Cohen Alan A, Leblanc Sebastien, Roucou Xavier
Groupe de Recherche PRIMUS, Département de Médecine de Famille et de Médecine d'Urgence, Université de Sherbrooke, Sherbrooke, QC, Canada.
Centre de Recherche, Centre Hospitalier Universitaire de Sherbrooke (CRCHUS), Sherbrooke, QC, Canada.
Front Physiol. 2021 Feb 10;12:624097. doi: 10.3389/fphys.2021.624097. eCollection 2021.
Physiological and biochemical networks are highly complex, involving thousands of nodes as well as a hierarchical structure. True network structure is also rarely known. This presents major challenges for applying classical network theory to these networks. However, complex systems generally share the property of having a diffuse or distributed signal. Accordingly, we should predict that system state can be robustly estimated with sparse sampling, and with limited knowledge of true network structure. In this review, we summarize recent findings from several methodologies to estimate system state via a limited sample of biomarkers, notably Mahalanobis distance, principal components analysis, and cluster analysis. While statistically simple, these methods allow novel characterizations of system state when applied judiciously. Broadly, system state can often be estimated even from random samples of biomarkers. Furthermore, appropriate methods can detect emergent underlying physiological structure from this sparse data. We propose that approaches such as these are a powerful tool to understand physiology, and could lead to a new understanding and mapping of the functional implications of biological variation.

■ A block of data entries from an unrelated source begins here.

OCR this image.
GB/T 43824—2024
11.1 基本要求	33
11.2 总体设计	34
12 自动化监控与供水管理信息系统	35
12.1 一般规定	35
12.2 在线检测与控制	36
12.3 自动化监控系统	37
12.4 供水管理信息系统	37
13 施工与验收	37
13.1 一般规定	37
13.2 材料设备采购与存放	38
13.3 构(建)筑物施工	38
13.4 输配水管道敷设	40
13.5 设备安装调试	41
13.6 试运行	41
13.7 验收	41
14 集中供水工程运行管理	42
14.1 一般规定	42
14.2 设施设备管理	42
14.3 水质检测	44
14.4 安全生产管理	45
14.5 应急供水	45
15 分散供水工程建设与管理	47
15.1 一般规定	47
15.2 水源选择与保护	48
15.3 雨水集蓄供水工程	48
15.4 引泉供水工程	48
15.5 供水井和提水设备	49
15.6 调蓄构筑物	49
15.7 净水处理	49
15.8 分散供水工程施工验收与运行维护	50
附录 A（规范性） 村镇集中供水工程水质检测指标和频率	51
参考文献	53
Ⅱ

生理和生化网络高度复杂,包含数千个节点以及层次结构。真正的网络结构也鲜为人知。这给将经典网络理论应用于这些网络带来了重大挑战。然而,复杂系统通常具有扩散或分布式信号的特性。因此,我们可以预测,通过稀疏采样以及对真实网络结构的有限了解,系统状态能够得到可靠估计。在本综述中,我们总结了几种通过生物标志物的有限样本估计系统状态的方法的最新研究结果,特别是马氏距离、主成分分析和聚类分析。虽然这些方法在统计学上较为简单,但明智地应用时能对系统状态进行新颖的表征。总体而言,即使从生物标志物的随机样本中通常也能估计系统状态。此外,适当的方法可以从这些稀疏数据中检测出潜在的生理结构。我们认为,诸如此类的方法是理解生理学的有力工具,可能会带来对生物变异功能影响的新认识和新映射。